The final verdict was that two days was not enough. In addition to my month and year calendars, I now need to work out a multi-year planning system, so that in a few years I can be reminded to book a more extended stay.

Back To School Campout

Every year the Village Free School does a Back To School Campout, and this year it happened not too far south of us. I hadn’t planned to go at first — what do we know about tent camping anyway? and did I really want to do that with a baby? — but when I mentioned it to Nathan, he was hugely excited by the prospect. Both boys have been looking forward to Free School again, especially Nathan, and since one of my goals this year is to help them integrate better into the school despite being part-time, it seemed as good a time as any to dip our toes into tent camping.

We did compromise a bit on the logistics. Dave was not interested in participating, and I was not interested in managing all three children, so we split the family: Dave kept Mica at home, and the boys and I went on an adventure. Mica and I both found this a little uncomfortable as she is still nursing, but we managed. I did keep having “phantom-baby” sensations — the overwhelming sense that I needed to look around for her, or that I ought to be doing something with my hands. On the other hand, I had multiple long (10-15 minute! sometimes longer!) conversations with other adults, and even spent some time reading a book.

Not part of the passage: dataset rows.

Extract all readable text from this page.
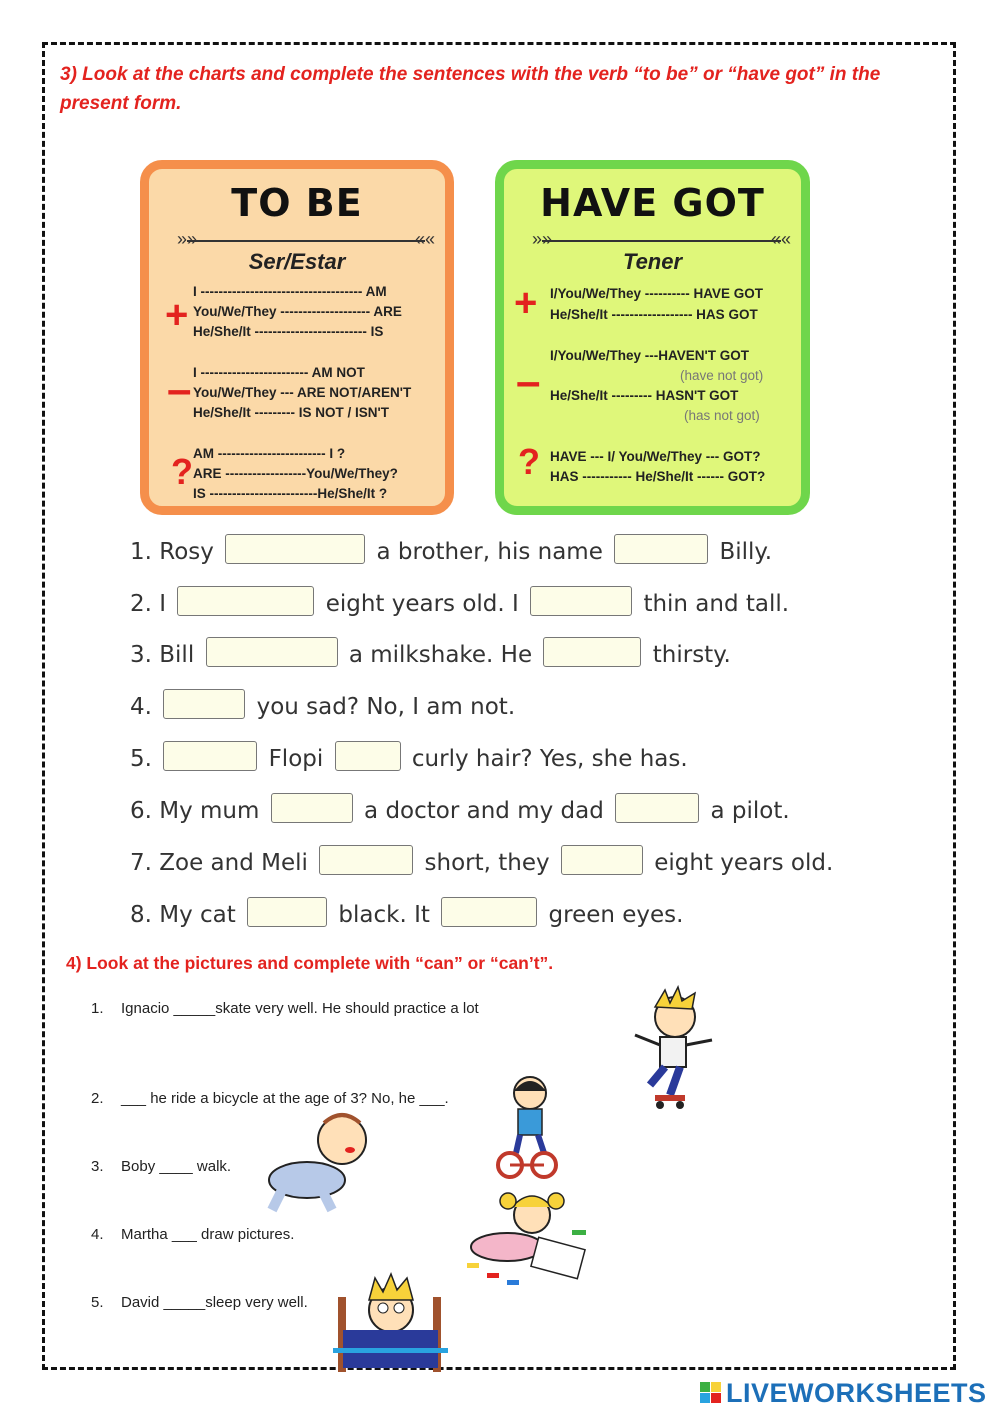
3) Look at the charts and complete the sentences with the verb “to be” or “have got” in the present form.
TO BE
»» ««
Ser/Estar
+
I ------------------------------------ AM
You/We/They -------------------- ARE
He/She/It ------------------------- IS
– I ------------------------ AM NOT
You/We/They --- ARE NOT/AREN'T
He/She/It --------- IS NOT / ISN'T
? AM ------------------------ I ?
ARE ------------------You/We/They?
IS ------------------------He/She/It ?
HAVE GOT
»» ««
Tener
+ I/You/We/They ---------- HAVE GOT
He/She/It ------------------ HAS GOT
–
I/You/We/They ---HAVEN'T GOT
(have not got)
He/She/It --------- HASN'T GOT
(has not got)
? HAVE --- I/ You/We/They --- GOT?
HAS ----------- He/She/It ------ GOT?
1. Rosy	a brother, his name	Billy.
2. I	eight years old. I	thin and tall.
3. Bill	a milkshake. He	thirsty.
4.	you sad? No, I am not.
5.	Flopi	curly hair? Yes, she has.
6. My mum	a doctor and my dad	a pilot.
7. Zoe and Meli	short, they	eight years old.
8. My cat	black. It	green eyes.
4) Look at the pictures and complete with “can” or “can’t”.
1. Ignacio _____skate very well. He should practice a lot
2. ___ he ride a bicycle at the age of 3? No, he ___.
3. Boby ____ walk.
4. Martha ___ draw pictures.
5. David _____sleep very well.
LIVEWORKSHEETS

This was possible because the boys, unlike the baby, ended up being surprisingly self-sufficient. Sure, they needed to be fed and given an occasional hug, but otherwise I was astonished by how little effort they required. The camp site we were in was too dry for fires and too far from bodies of water for convenience, which limited the official activities available — basically it was a large field turned into a tent village, surrounded by trees and scrub. The boys hooked up with the other young kids they’d known from last year and would disappear for an hour at a time into someone’s tent, or take turns with them scrambling up into a tree, or… well, I don’t honestly know what all they did. Other than spot checks to make sure they were still alive, I let them go free range. There were occasional larger-scale games, like Capture-The-Flag (including a kids vs. adults round), and when darkness came the entire student population would try to freak each other out playing “Slenderman” (a more recent variation on the eternal bogeyman game) while the adults sat around talking or playing some of the games people had brought.

And for our first tent camping experience, I thought things went well. True, our first night included a pounding storm with one of the most impressive lightning displays I’ve ever seen — I lay awake for an hour or so watching the flashes through the tent roof. But that’s just part of the fun, right?